How monitoring works - AMS Accelerate User Guide

How monitoring works

See the following graphics on monitoring architecture in AWS Managed Services (AMS).

The following diagram depicts the AMS Accelerate monitoring architecture.

AMS monitoring architecture.

After your resources are tagged based on the policy defined using Resource tagger, and alarm definitions are deployed, the following list describes the AMS monitoring processes.

  • Generation: At the time of account onboarding, AMS configures baseline monitoring (a combination of CloudWatch (CW) alarms, and CW event rules) for all your resources created in a managed account. The baseline monitoring configuration generates an alert when a CW alarm is triggered or a CW event is generated.

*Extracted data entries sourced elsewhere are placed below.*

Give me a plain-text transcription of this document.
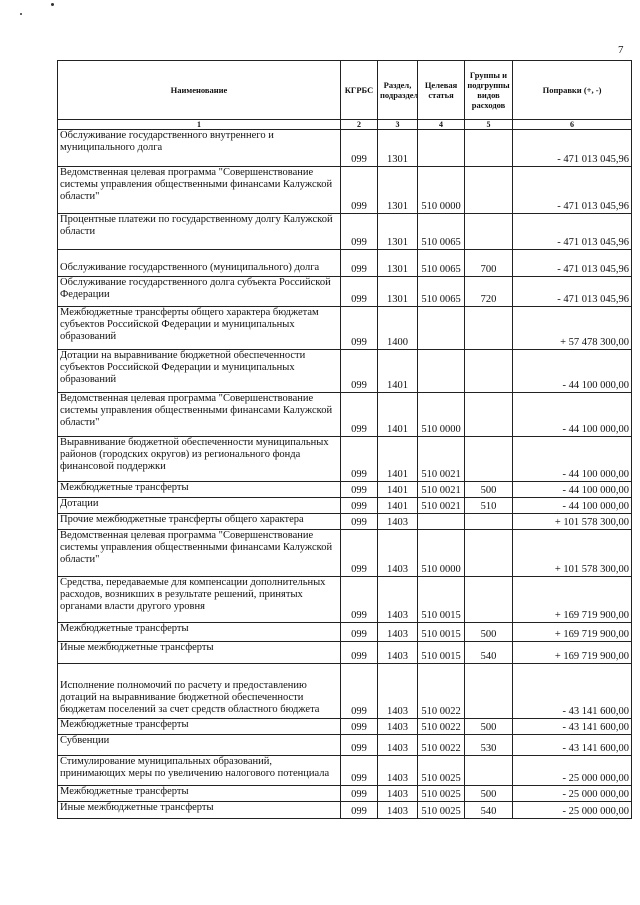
7
Наименование	КГРБС	Раздел, подраздел	Целевая статья	Группы и подгруппы видов расходов	Поправки (+, -)
1	2	3	4	5	6
Обслуживание государственного внутреннего и муниципального долга	099	1301			- 471 013 045,96
Ведомственная целевая программа "Совершенствование системы управления общественными финансами Калужской области"	099	1301	510 0000		- 471 013 045,96
Процентные платежи по государственному долгу Калужской области	099	1301	510 0065		- 471 013 045,96
Обслуживание государственного (муниципального) долга	099	1301	510 0065	700	- 471 013 045,96
Обслуживание государственного долга субъекта Российской Федерации	099	1301	510 0065	720	- 471 013 045,96
Межбюджетные трансферты общего характера бюджетам субъектов Российской Федерации и муниципальных образований	099	1400			+ 57 478 300,00
Дотации на выравнивание бюджетной обеспеченности субъектов Российской Федерации и муниципальных образований	099	1401			- 44 100 000,00
Ведомственная целевая программа "Совершенствование системы управления общественными финансами Калужской области"	099	1401	510 0000		- 44 100 000,00
Выравнивание бюджетной обеспеченности муниципальных районов (городских округов) из регионального фонда финансовой поддержки	099	1401	510 0021		- 44 100 000,00
Межбюджетные трансферты	099	1401	510 0021	500	- 44 100 000,00
Дотации	099	1401	510 0021	510	- 44 100 000,00
Прочие межбюджетные трансферты общего характера	099	1403			+ 101 578 300,00
Ведомственная целевая программа "Совершенствование системы управления общественными финансами Калужской области"	099	1403	510 0000		+ 101 578 300,00
Средства, передаваемые для компенсации дополнительных расходов, возникших в результате решений, принятых органами власти другого уровня	099	1403	510 0015		+ 169 719 900,00
Межбюджетные трансферты	099	1403	510 0015	500	+ 169 719 900,00
Иные межбюджетные трансферты	099	1403	510 0015	540	+ 169 719 900,00
Исполнение полномочий по расчету и предоставлению дотаций на выравнивание бюджетной обеспеченности бюджетам поселений за счет средств областного бюджета	099	1403	510 0022		- 43 141 600,00
Межбюджетные трансферты	099	1403	510 0022	500	- 43 141 600,00
Субвенции	099	1403	510 0022	530	- 43 141 600,00
Стимулирование муниципальных образований, принимающих меры по увеличению налогового потенциала	099	1403	510 0025		- 25 000 000,00
Межбюджетные трансферты	099	1403	510 0025	500	- 25 000 000,00
Иные межбюджетные трансферты	099	1403	510 0025	540	- 25 000 000,00
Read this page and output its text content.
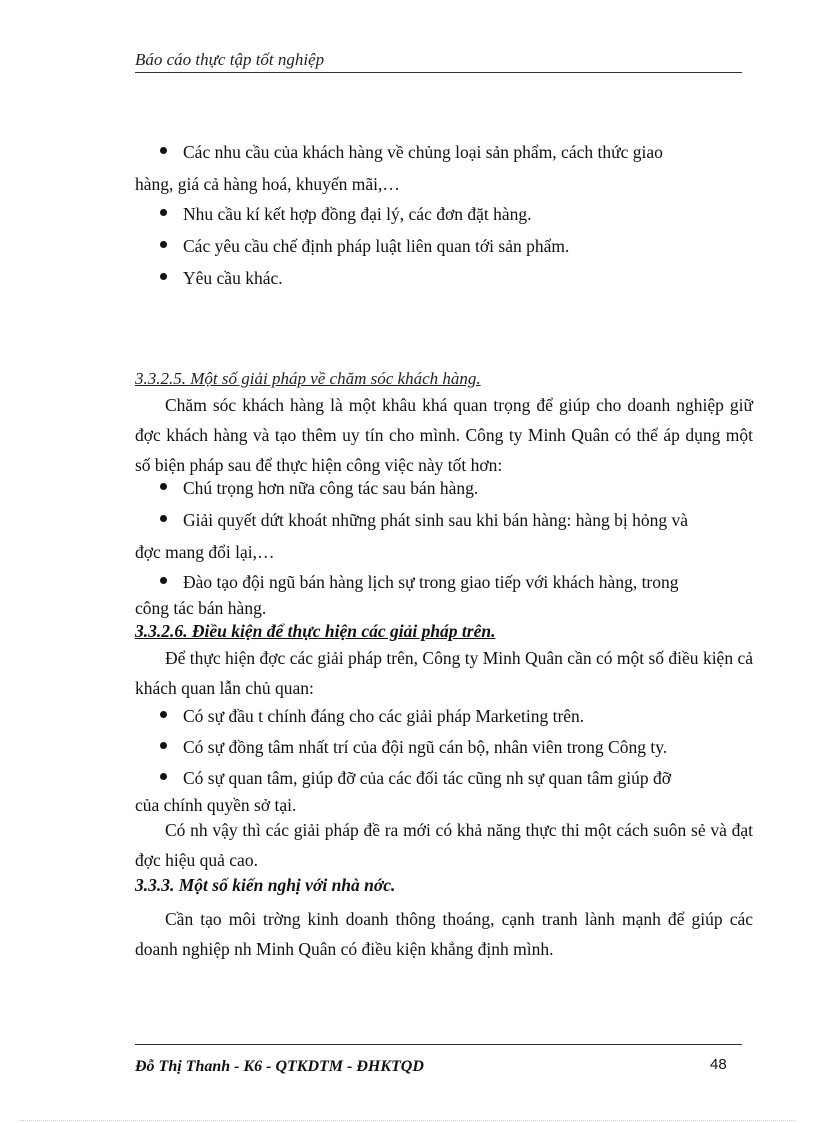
Báo cáo thực tập tốt nghiệp
Các nhu cầu của khách hàng về chủng loại sản phẩm, cách thức giao
hàng, giá cả hàng hoá, khuyến mãi,…
Nhu cầu kí kết hợp đồng đại lý, các đơn đặt hàng.
Các yêu cầu chế định pháp luật liên quan tới sản phẩm.
Yêu cầu khác.
3.3.2.5. Một số giải pháp về chăm sóc khách hàng.
Chăm sóc khách hàng là một khâu khá quan trọng để giúp cho doanh nghiệp giữ đợc khách hàng và tạo thêm uy tín cho mình. Công ty Minh Quân có thể áp dụng một số biện pháp sau để thực hiện công việc này tốt hơn:
Chú trọng hơn nữa công tác sau bán hàng.
Giải quyết dứt khoát những phát sinh sau khi bán hàng: hàng bị hỏng và
đợc mang đổi lại,…
Đào tạo đội ngũ bán hàng lịch sự trong giao tiếp với khách hàng, trong
công tác bán hàng.
3.3.2.6. Điều kiện để thực hiện các giải pháp trên.
Để thực hiện đợc các giải pháp trên, Công ty Minh Quân cần có một số điều kiện cả khách quan lẫn chủ quan:
Có sự đầu t chính đáng cho các giải pháp Marketing trên.
Có sự đồng tâm nhất trí của đội ngũ cán bộ, nhân viên trong Công ty.
Có sự quan tâm, giúp đỡ của các đối tác cũng nh sự quan tâm giúp đỡ
của chính quyền sở tại.
Có nh vậy thì các giải pháp đề ra mới có khả năng thực thi một cách suôn sẻ và đạt đợc hiệu quả cao.
3.3.3. Một số kiến nghị với nhà nớc.
Cần tạo môi trờng kinh doanh thông thoáng, cạnh tranh lành mạnh để giúp các doanh nghiệp nh Minh Quân có điều kiện khẳng định mình.
Đỗ Thị Thanh - K6 - QTKDTM - ĐHKTQD	48
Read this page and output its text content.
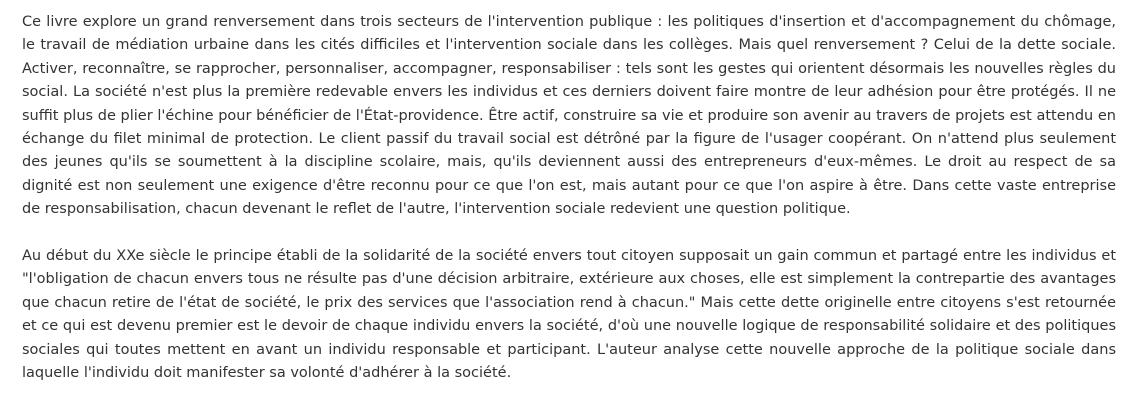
Ce livre explore un grand renversement dans trois secteurs de l'intervention publique : les politiques d'insertion et d'accompagnement du chômage, le travail de médiation urbaine dans les cités difficiles et l'intervention sociale dans les collèges. Mais quel renversement ? Celui de la dette sociale. Activer, reconnaître, se rapprocher, personnaliser, accompagner, responsabiliser : tels sont les gestes qui orientent désormais les nouvelles règles du social. La société n'est plus la première redevable envers les individus et ces derniers doivent faire montre de leur adhésion pour être protégés. Il ne suffit plus de plier l'échine pour bénéficier de l'État-providence. Être actif, construire sa vie et produire son avenir au travers de projets est attendu en échange du filet minimal de protection. Le client passif du travail social est détrôné par la figure de l'usager coopérant. On n'attend plus seulement des jeunes qu'ils se soumettent à la discipline scolaire, mais, qu'ils deviennent aussi des entrepreneurs d'eux-mêmes. Le droit au respect de sa dignité est non seulement une exigence d'être reconnu pour ce que l'on est, mais autant pour ce que l'on aspire à être. Dans cette vaste entreprise de responsabilisation, chacun devenant le reflet de l'autre, l'intervention sociale redevient une question politique.

Au début du XXe siècle le principe établi de la solidarité de la société envers tout citoyen supposait un gain commun et partagé entre les individus et "l'obligation de chacun envers tous ne résulte pas d'une décision arbitraire, extérieure aux choses, elle est simplement la contrepartie des avantages que chacun retire de l'état de société, le prix des services que l'association rend à chacun." Mais cette dette originelle entre citoyens s'est retournée et ce qui est devenu premier est le devoir de chaque individu envers la société, d'où une nouvelle logique de responsabilité solidaire et des politiques sociales qui toutes mettent en avant un individu responsable et participant. L'auteur analyse cette nouvelle approche de la politique sociale dans laquelle l'individu doit manifester sa volonté d'adhérer à la société.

  • Aggregation: All alerts generated by your resources are sent to the AMS monitoring system by directing them to an SNS topic in the account. You can also configure how AMS groups Amazon EC2 alerts together. AMS either groups all alerts related to the same EC2 instance into a single incident, or creates one incident per alert, depending on your preference. You can change this configuration at any time by working with your Cloud Service Delivery Manager or Cloud Architect.

  • Processing: AMS analyzes the alerts and processes them based on their potential for impact. Alerts are processed as described next.

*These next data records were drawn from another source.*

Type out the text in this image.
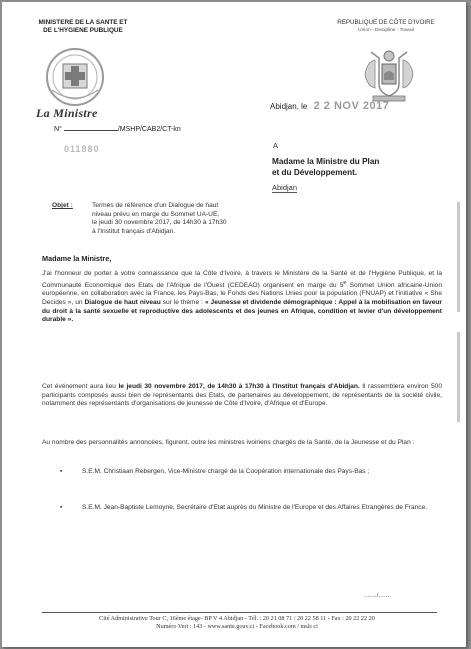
MINISTERE DE LA SANTE ET
DE L'HYGIENE PUBLIQUE
REPUBLIQUE DE CÔTE D'IVOIRE
Union - Discipline - Travail
La Ministre
N°	/MSHP/CAB2/CT-kn
011880
Abidjan, le 2 2 NOV 2017
A
Madame la Ministre du Plan
et du Développement.
Abidjan
Objet :	Termes de référence d'un Dialogue de haut
niveau prévu en marge du Sommet UA-UE,
le jeudi 30 novembre 2017, de 14h30 à 17h30
à l'Institut français d'Abidjan.
Madame la Ministre,
J'ai l'honneur de porter à votre connaissance que la Côte d'Ivoire, à travers le Ministère de la Santé et de l'Hygiène Publique, et la Communauté Economique des Etats de l'Afrique de l'Ouest (CEDEAO) organisent en marge du 5e Sommet Union africaine-Union européenne, en collaboration avec la France, les Pays-Bas, le Fonds des Nations Unies pour la population (FNUAP) et l'initiative « She Decides », un Dialogue de haut niveau sur le thème : « Jeunesse et dividende démographique : Appel à la mobilisation en faveur du droit à la santé sexuelle et reproductive des adolescents et des jeunes en Afrique, condition et levier d'un développement durable ».
Cet événement aura lieu le jeudi 30 novembre 2017, de 14h30 à 17h30 à l'Institut français d'Abidjan. Il rassemblera environ 500 participants composés aussi bien de représentants des Etats, de partenaires au développement, de représentants de la société civile, notamment des représentants d'organisations de jeunesse de Côte d'Ivoire, d'Afrique et d'Europe.
Au nombre des personnalités annoncées, figurent, outre les ministres ivoiriens chargés de la Santé, de la Jeunesse et du Plan :
▪	S.E.M. Christiaan Rebergen, Vice-Ministre chargé de la Coopération internationale des Pays-Bas ;
▪	S.E.M. Jean-Baptiste Lemoyne, Secrétaire d'Etat auprès du Ministre de l'Europe et des Affaires Etrangères de France.
......./......
Cité Administrative Tour C, 16ème étage- BP V 4 Abidjan - Tél. : 20 21 08 71 / 20 22 58 11 - Fax : 20 22 22 20
Numéro Vert : 143 - www.sante.gouv.ci - Facebook.com / msls ci
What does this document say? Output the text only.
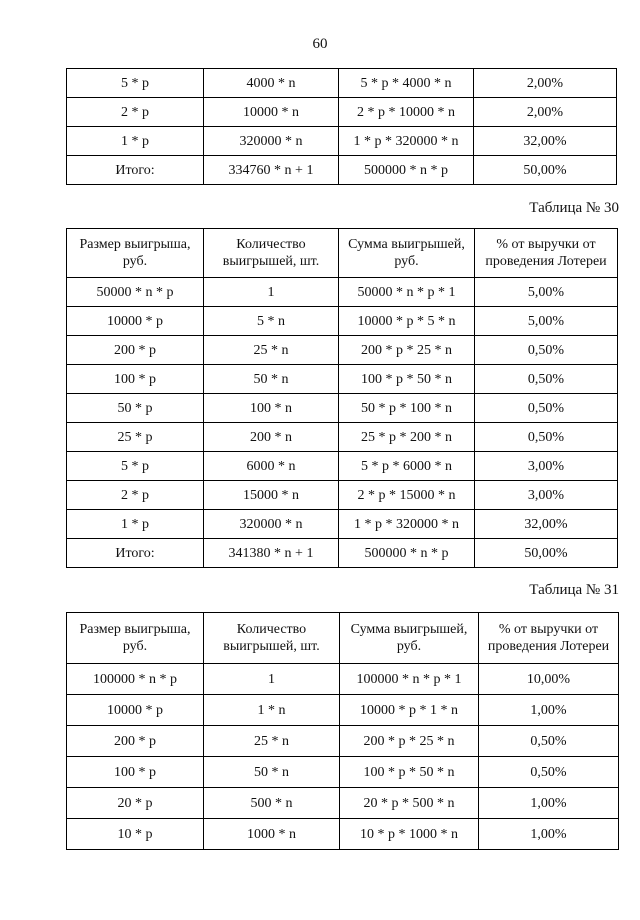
60
5 * р	4000 * n	5 * р * 4000 * n	2,00%
2 * р	10000 * n	2 * р * 10000 * n	2,00%
1 * р	320000 * n	1 * р * 320000 * n	32,00%
Итого:	334760 * n + 1	500000 * n * р	50,00%
Таблица № 30
Размер выигрыша, руб.	Количество выигрышей, шт.	Сумма выигрышей, руб.	% от выручки от проведения Лотереи
50000 * n * р	1	50000 * n * р * 1	5,00%
10000 * р	5 * n	10000 * р * 5 * n	5,00%
200 * р	25 * n	200 * р * 25 * n	0,50%
100 * р	50 * n	100 * р * 50 * n	0,50%
50 * р	100 * n	50 * р * 100 * n	0,50%
25 * р	200 * n	25 * р * 200 * n	0,50%
5 * р	6000 * n	5 * р * 6000 * n	3,00%
2 * р	15000 * n	2 * р * 15000 * n	3,00%
1 * р	320000 * n	1 * р * 320000 * n	32,00%
Итого:	341380 * n + 1	500000 * n * р	50,00%
Таблица № 31
Размер выигрыша, руб.	Количество выигрышей, шт.	Сумма выигрышей, руб.	% от выручки от проведения Лотереи
100000 * n * р	1	100000 * n * р * 1	10,00%
10000 * р	1 * n	10000 * р * 1 * n	1,00%
200 * р	25 * n	200 * р * 25 * n	0,50%
100 * р	50 * n	100 * р * 50 * n	0,50%
20 * р	500 * n	20 * р * 500 * n	1,00%
10 * р	1000 * n	10 * р * 1000 * n	1,00%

    • Alerts with known customer impact: These lead to the creation of a new incident report and AMS follows the incident management process.

      Example alert: An Amazon EC2 instance fails a system health check, AMS attempts to recover the instance by stopping and restarting it.

    • Alerts with uncertain customer impact: For these types of alerts, AMS sends an incident report, in many cases asking you to verify the impact before AMS takes action. However, if the infrastructure-related checks are passing, then AMS doesn't send an incident report to you.

      For example: An alert for >85% CPU utilization for more than 10 minutes on an Amazon EC2 instance can't immediately be categorized as an incident since this behavior might be expected based on usage. In this example, AMS Automation performs infrastructure-related checks on the resource. If those checks pass, then AMS doesn't send an alert notification, even if CPU usage crossed 99%. If Automation detects that infrastructure-related checks are failing on the resource, then AMS sends an alert notification and checks if mitigation is needed. Alert notifications are discussed in detail in this section. AMS offers mitigation options in the notification. When you reply to the notification confirming that the alert is an incident AMS creates a new incident report and the AMS incident management process begins. Service notifications that receive a response of "no customer impact," or no response at all for three days, is marked as resolved and the corresponding alert is marked as resolved.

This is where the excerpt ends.